Hal Hartley's film school pretensions wear exceptionally thin in this thrice-told tale It is in effect the same story about an incorrigible flirt who must decide whether or not to commit to a current lover, told three times and realized with the same mannered dialogue, but set amongst different characters, in different places and at different times.
Whilst this conceit has a certain appeal, Hartley's general inability to do anything with it other than tickle up the production design for each chapter means that each version is less interesting than the one before it (and the only bits which are interesting, which involve a group of men in a lavatory in the first story and a trio of workers in the second, are not part of the reiterated pattern).
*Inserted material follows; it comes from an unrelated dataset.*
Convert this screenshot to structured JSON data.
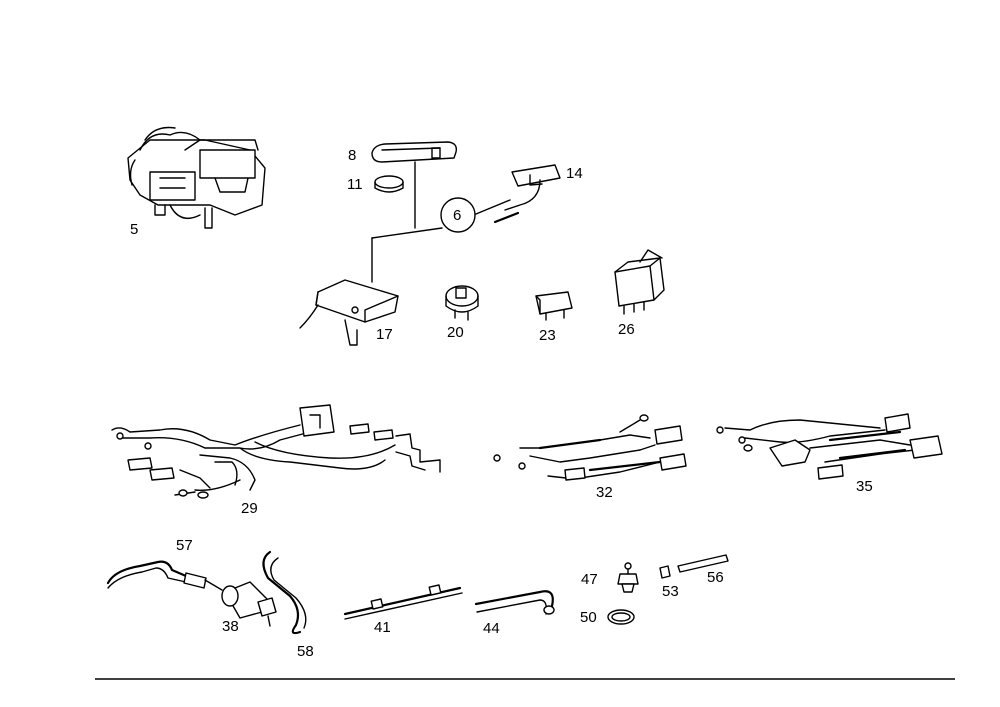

The process of degeneration is consistent from story to story but by the time we get to the Tokyo version which opens with an experimental dance piece and features a spunky Japanese power-pop girl (Miho Nikaido, who is Hartley's wife) whose boyfriend is a film-maker (who is Hal Hartley) we are so smothered in pointless contrivance and self-conscious self-reflexivity that only the most stoical will be able to keep their seats or the pretentious would want to.
FYI: Flirt was initially only the first, New York-set segment and when Hartley received funding to make a feature the additional chapters were tacked on. Lacking a core, unifying concept such as Jim Jarmsuch’s tri-partite Midnight Train (1989) it is little surprise that the film progressively wears out its welcome.